The person with lupus who is hospitalized during a flare requires symptomatic nursing care. It is important to note that objective data, such as anemia or sedimentation rate, may not support subjective complaints of fatigue or pain. Careful head-totoe assessment and documentation of all symptoms and complaints are important. Symptomatology changes constantly, so frequent reassessment is necessary. Reevaluations validate a patient’s concerns and alert the doctor to changes that may be transient yet significant.
The patient’s tolerance for physical activity and need to control what she or he can do should be respected.

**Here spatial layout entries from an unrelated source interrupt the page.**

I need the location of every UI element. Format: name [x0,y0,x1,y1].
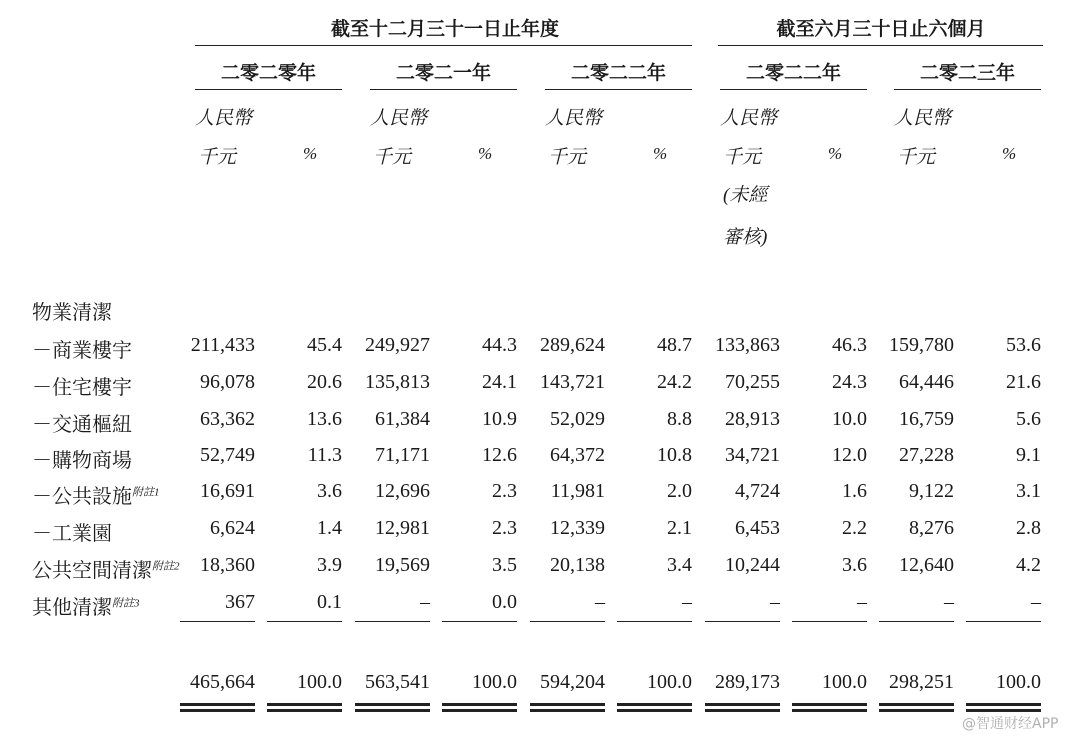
amount-cell: – [944,591,954,613]
group-header-year-end: 截至十二月三十一日止年度 [330,19,559,40]
amount-cell: 27,228 [899,444,954,466]
total-double-rule [617,703,692,712]
total-double-rule [530,703,605,712]
subtotal-rule [442,621,517,622]
total-percent-cell: 100.0 [822,671,867,693]
row-label [32,517,112,546]
amount-cell: 6,624 [210,517,255,539]
amount-cell: 19,569 [375,554,430,576]
total-double-rule [792,703,867,712]
amount-cell: 367 [225,591,255,613]
amount-cell: 52,749 [200,444,255,466]
percent-cell: 0.0 [492,591,517,613]
amount-cell: 16,691 [200,480,255,502]
percent-label: % [1002,144,1017,163]
percent-cell: 1.6 [842,480,867,502]
unit-label: 千元 [373,147,412,168]
row-label-text: 公共空間清潔 [32,560,152,582]
amount-cell: 8,276 [909,517,954,539]
unaudited-note-line2: 審核) [723,227,768,248]
percent-cell: 5.6 [1016,408,1041,430]
percent-cell: 44.3 [482,334,517,356]
percent-cell: 21.6 [1006,371,1041,393]
footnote-ref: 附註2 [152,560,180,573]
subtotal-rule [180,621,255,622]
subtotal-rule [355,621,430,622]
amount-cell: 12,981 [375,517,430,539]
year-header-rule [195,89,342,90]
percent-cell: 8.8 [667,408,692,430]
percent-cell: 24.2 [657,371,692,393]
row-label [32,591,140,620]
amount-cell: 70,255 [725,371,780,393]
percent-cell: 53.6 [1006,334,1041,356]
row-label [32,408,132,437]
percent-cell: 2.1 [667,517,692,539]
amount-cell: – [770,591,780,613]
amount-cell: 6,453 [735,517,780,539]
amount-cell: 9,122 [909,480,954,502]
currency-label: 人民幣 [720,108,778,129]
subtotal-rule [267,621,342,622]
group-header-six-months-rule [718,45,1043,46]
percent-cell: 2.8 [1016,517,1041,539]
amount-cell: 64,372 [550,444,605,466]
amount-cell: 12,640 [899,554,954,576]
row-label-text: －商業樓宇 [32,340,132,362]
amount-cell: 16,759 [899,408,954,430]
row-label [32,444,132,473]
percent-cell: 12.6 [482,444,517,466]
subtotal-rule [530,621,605,622]
total-amount-cell: 563,541 [365,671,430,693]
total-amount-cell: 465,664 [190,671,255,693]
amount-cell: 249,927 [365,334,430,356]
amount-cell: 28,913 [725,408,780,430]
percent-cell: – [857,591,867,613]
row-label-text: －交通樞紐 [32,414,132,436]
total-double-rule [879,703,954,712]
amount-cell: 64,446 [899,371,954,393]
section-label-property-cleaning: 物業清潔 [32,302,112,324]
percent-cell: 3.6 [842,554,867,576]
percent-cell: 2.0 [667,480,692,502]
percent-cell: 9.1 [1016,444,1041,466]
percent-label: % [828,144,843,163]
total-double-rule [705,703,780,712]
amount-cell: 12,339 [550,517,605,539]
unit-label: 千元 [897,147,936,168]
amount-cell: 61,384 [375,408,430,430]
percent-cell: 2.3 [492,517,517,539]
amount-cell: – [595,591,605,613]
footnote-ref: 附註3 [112,597,140,610]
amount-cell: 12,696 [375,480,430,502]
percent-cell: 3.1 [1016,480,1041,502]
percent-cell: 11.3 [307,444,342,466]
total-double-rule [966,703,1041,712]
total-amount-cell: 298,251 [889,671,954,693]
amount-cell: 4,724 [735,480,780,502]
total-amount-cell: 289,173 [715,671,780,693]
unaudited-note-line1: (未經 [723,185,768,206]
percent-label: % [653,144,668,163]
amount-cell: 63,362 [200,408,255,430]
percent-cell: 10.0 [832,408,867,430]
percent-cell: 4.2 [1016,554,1041,576]
year-header-rule [720,89,867,90]
total-double-rule [267,703,342,712]
currency-label: 人民幣 [545,108,603,129]
amount-cell: – [420,591,430,613]
percent-cell: – [1031,591,1041,613]
year-header: 二零二零年 [220,63,316,84]
percent-cell: 3.4 [667,554,692,576]
currency-label: 人民幣 [894,108,952,129]
percent-cell: 48.7 [657,334,692,356]
percent-cell: 13.6 [307,408,342,430]
total-percent-cell: 100.0 [472,671,517,693]
percent-cell: 0.1 [317,591,342,613]
watermark-text: @智通财经APP [962,716,1059,732]
percent-cell: 10.9 [482,408,517,430]
year-header-rule [894,89,1041,90]
percent-cell: 2.3 [492,480,517,502]
total-percent-cell: 100.0 [297,671,342,693]
amount-cell: 52,029 [550,408,605,430]
subtotal-rule [705,621,780,622]
percent-cell: 3.5 [492,554,517,576]
year-header: 二零二一年 [395,63,491,84]
group-header-year-end-rule [195,45,692,46]
percent-cell: 45.4 [307,334,342,356]
amount-cell: 96,078 [200,371,255,393]
row-label-text: －住宅樓宇 [32,377,132,399]
currency-label: 人民幣 [370,108,428,129]
total-double-rule [355,703,430,712]
year-header: 二零二二年 [570,63,666,84]
row-label-text: 其他清潔 [32,597,112,619]
footnote-ref: 附註1 [132,486,160,499]
subtotal-rule [879,621,954,622]
total-percent-cell: 100.0 [996,671,1041,693]
percent-cell: 24.3 [832,371,867,393]
percent-cell: 24.1 [482,371,517,393]
amount-cell: 159,780 [889,334,954,356]
amount-cell: 34,721 [725,444,780,466]
amount-cell: 10,244 [725,554,780,576]
amount-cell: 11,981 [550,480,605,502]
unit-label: 千元 [723,147,762,168]
row-label [32,334,132,363]
percent-cell: 3.6 [317,480,342,502]
amount-cell: 18,360 [200,554,255,576]
amount-cell: 135,813 [365,371,430,393]
percent-cell: 10.8 [657,444,692,466]
subtotal-rule [617,621,692,622]
amount-cell: 289,624 [540,334,605,356]
total-percent-cell: 100.0 [647,671,692,693]
percent-cell: 12.0 [832,444,867,466]
percent-cell: 20.6 [307,371,342,393]
year-header: 二零二三年 [919,63,1015,84]
percent-cell: 1.4 [317,517,342,539]
amount-cell: 20,138 [550,554,605,576]
percent-cell: 2.2 [842,517,867,539]
percent-label: % [303,144,318,163]
row-label-text: －公共設施 [32,486,132,508]
currency-label: 人民幣 [195,108,253,129]
percent-cell: 3.9 [317,554,342,576]
subtotal-rule [966,621,1041,622]
amount-cell: 71,171 [375,444,430,466]
unit-label: 千元 [548,147,587,168]
percent-cell: 46.3 [832,334,867,356]
year-header: 二零二二年 [745,63,841,84]
year-header-rule [545,89,692,90]
unit-label: 千元 [198,147,237,168]
year-header-rule [370,89,517,90]
row-label [32,371,132,400]
amount-cell: 143,721 [540,371,605,393]
row-label-text: －購物商場 [32,450,132,472]
row-label [32,480,160,509]
group-header-six-months: 截至六月三十日止六個月 [776,19,986,40]
total-double-rule [180,703,255,712]
subtotal-rule [792,621,867,622]
percent-label: % [478,144,493,163]
amount-cell: 211,433 [190,334,255,356]
amount-cell: 133,863 [715,334,780,356]
row-label-text: －工業園 [32,523,112,545]
total-amount-cell: 594,204 [540,671,605,693]
percent-cell: – [682,591,692,613]
total-double-rule [442,703,517,712]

The patient should be involved in developing a care plan and daily schedule of activities.
The best way to treat lupus is to listen to the patient, whether she or he was diagnosed today or years ago. The patient’s support systems can be expanded to include pamphlets and books, physical or occupational therapy, vocational rehabilitation, homemaker services, the Visiting Nurses Association (VNA), the Lupus Foundation of America (LFA), the SLE Foundation, and the Arthritis Foundation (AF).
Lupus is a challenge to everyone concerned. The health professional has a key role in its management. Accurate documentation, supportive care, emotional support, patient education, and access to community resources will provide the patient and her or his family with the tools they need to cope effectively.